Independent Christian Voice


The incongruence between American values and our government's actions

Douglas A. Johnson, the executive director of the Center for Victims of Torture based in Minneapolis, explains in a column for the Star Tribune why torture doesn't work and how it's contrary to what America stands for.

The accumulation of evidence about our own government's descent into torture and ill treatment paints a stark picture: a global network of secret detention cells, torture and deaths of detainees in Afghanistan, Iraq and Guantanamo, and worldwide networks to support a policy known as rendition, where the United States sends detainees to countries that torture.

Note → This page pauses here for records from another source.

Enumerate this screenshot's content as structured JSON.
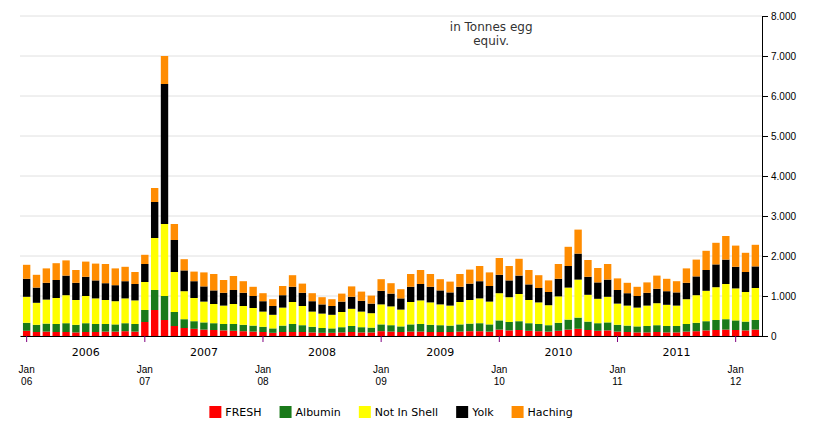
{
  "chart_data": {
    "type": "bar",
    "stacked": true,
    "title": "in Tonnes egg\nequiv.",
    "categories": [
      "Jan\n06",
      null,
      null,
      null,
      null,
      null,
      null,
      null,
      null,
      null,
      null,
      null,
      "Jan\n07",
      null,
      null,
      null,
      null,
      null,
      null,
      null,
      null,
      null,
      null,
      null,
      "Jan\n08",
      null,
      null,
      null,
      null,
      null,
      null,
      null,
      null,
      null,
      null,
      null,
      "Jan\n09",
      null,
      null,
      null,
      null,
      null,
      null,
      null,
      null,
      null,
      null,
      null,
      "Jan\n10",
      null,
      null,
      null,
      null,
      null,
      null,
      null,
      null,
      null,
      null,
      null,
      "Jan\n11",
      null,
      null,
      null,
      null,
      null,
      null,
      null,
      null,
      null,
      null,
      null,
      "Jan\n12",
      null,
      null
    ],
    "annotations": [
      {
        "text": "2006",
        "x": 6
      },
      {
        "text": "2007",
        "x": 18
      },
      {
        "text": "2008",
        "x": 30
      },
      {
        "text": "2009",
        "x": 42
      },
      {
        "text": "2010",
        "x": 54
      },
      {
        "text": "2011",
        "x": 66
      }
    ],
    "series": [
      {
        "name": "FRESH",
        "color": "#ff0000",
        "values": [
          130,
          100,
          110,
          100,
          100,
          90,
          100,
          100,
          110,
          110,
          120,
          110,
          350,
          650,
          400,
          250,
          200,
          180,
          160,
          150,
          140,
          130,
          120,
          110,
          100,
          80,
          100,
          100,
          100,
          90,
          80,
          80,
          90,
          100,
          90,
          90,
          120,
          110,
          100,
          110,
          110,
          100,
          100,
          100,
          110,
          120,
          120,
          110,
          160,
          140,
          150,
          130,
          120,
          110,
          130,
          160,
          180,
          150,
          130,
          140,
          110,
          100,
          90,
          90,
          100,
          90,
          90,
          110,
          120,
          140,
          150,
          160,
          150,
          140,
          160
        ]
      },
      {
        "name": "Albumin",
        "color": "#1a7a1a",
        "values": [
          200,
          180,
          200,
          200,
          220,
          190,
          220,
          200,
          190,
          180,
          200,
          190,
          300,
          500,
          600,
          350,
          220,
          190,
          180,
          170,
          160,
          170,
          160,
          150,
          130,
          110,
          160,
          200,
          170,
          140,
          120,
          110,
          130,
          150,
          130,
          120,
          170,
          160,
          140,
          180,
          190,
          180,
          170,
          160,
          180,
          190,
          200,
          180,
          230,
          210,
          220,
          190,
          180,
          160,
          200,
          250,
          280,
          210,
          190,
          200,
          170,
          160,
          150,
          160,
          170,
          160,
          160,
          190,
          210,
          230,
          250,
          260,
          240,
          220,
          240
        ]
      },
      {
        "name": "Not In Shell",
        "color": "#ffff00",
        "values": [
          650,
          550,
          600,
          650,
          700,
          620,
          680,
          640,
          600,
          580,
          620,
          590,
          700,
          1300,
          1800,
          1000,
          700,
          580,
          520,
          480,
          460,
          500,
          470,
          440,
          380,
          340,
          450,
          550,
          480,
          380,
          360,
          340,
          380,
          430,
          390,
          360,
          500,
          470,
          420,
          560,
          590,
          560,
          520,
          500,
          560,
          590,
          620,
          570,
          680,
          620,
          680,
          580,
          540,
          500,
          660,
          800,
          950,
          670,
          610,
          640,
          530,
          500,
          470,
          510,
          550,
          530,
          510,
          620,
          690,
          760,
          820,
          880,
          800,
          740,
          800
        ]
      },
      {
        "name": "Yolk",
        "color": "#000000",
        "values": [
          450,
          380,
          420,
          450,
          490,
          430,
          480,
          450,
          420,
          400,
          430,
          410,
          450,
          900,
          3500,
          800,
          520,
          420,
          380,
          340,
          320,
          350,
          330,
          300,
          260,
          220,
          310,
          380,
          330,
          260,
          230,
          220,
          260,
          300,
          270,
          240,
          340,
          320,
          280,
          380,
          410,
          390,
          350,
          330,
          380,
          410,
          430,
          390,
          460,
          420,
          460,
          390,
          360,
          330,
          440,
          540,
          650,
          450,
          410,
          430,
          340,
          310,
          290,
          320,
          360,
          340,
          330,
          410,
          470,
          520,
          570,
          610,
          540,
          500,
          540
        ]
      },
      {
        "name": "Haching",
        "color": "#ff8c00",
        "values": [
          350,
          320,
          360,
          420,
          380,
          320,
          380,
          420,
          480,
          420,
          360,
          300,
          230,
          350,
          700,
          400,
          280,
          240,
          350,
          410,
          320,
          350,
          290,
          230,
          200,
          170,
          230,
          290,
          230,
          200,
          180,
          170,
          200,
          260,
          230,
          200,
          290,
          260,
          230,
          320,
          350,
          320,
          280,
          270,
          320,
          350,
          380,
          340,
          420,
          360,
          420,
          360,
          320,
          290,
          370,
          480,
          600,
          420,
          360,
          390,
          290,
          260,
          230,
          260,
          330,
          310,
          280,
          360,
          420,
          480,
          540,
          590,
          530,
          480,
          540
        ]
      }
    ],
    "ylim": [
      0,
      8000
    ],
    "yticks": [
      0,
      {
        "value": 1000,
        "label": "1.000"
      },
      {
        "value": 2000,
        "label": "2.000"
      },
      {
        "value": 3000,
        "label": "3.000"
      },
      {
        "value": 4000,
        "label": "4.000"
      },
      {
        "value": 5000,
        "label": "5.000"
      },
      {
        "value": 6000,
        "label": "6.000"
      },
      {
        "value": 7000,
        "label": "7.000"
      },
      {
        "value": 8000,
        "label": "8.000"
      }
    ],
    "grid": true,
    "legend": "bottom"
  }
}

Despite this bleak reality, I believe Americans share a common vision that the U.S. stands for human dignity, fairness and the rule of law. But the incongruence between our values and our government's actions is great, and clearly exemplified by the president's declaration that the U.S. does not torture while at the same time the vice president aggressively lobbies Congress to oppose legislation that would prevent torture. [...]

There could not be a more critical time when American voices are needed. The Senate demonstrated that torture is not a partisan issue. All of us must contact our representatives and urge them to support the McCain amendment. In addition, we must tell our president we do not need to use torture or any form of cruelty to protect our security. We do need him to protect our values. If we do not, then we must accept responsibility for our government's shameful actions.

[Read entire column]

An editorial in the same paper sums it up best:

Discussions of torture invariably deal both with questions of morality and effectiveness. In truth, torture fails both tests, as Douglas Johnson writes on Page AA1. But while our leaders state flatly that it doesn't work and that the United States does not torture, thereby seeming to agree that torture is immoral, they have acted otherwise. They have redefined what torture is, they have allowed U.S. personnel to engage in abusive "enhanced techniques" of interrogation and they have "renditioned" detainees to nations known to torture under any definition.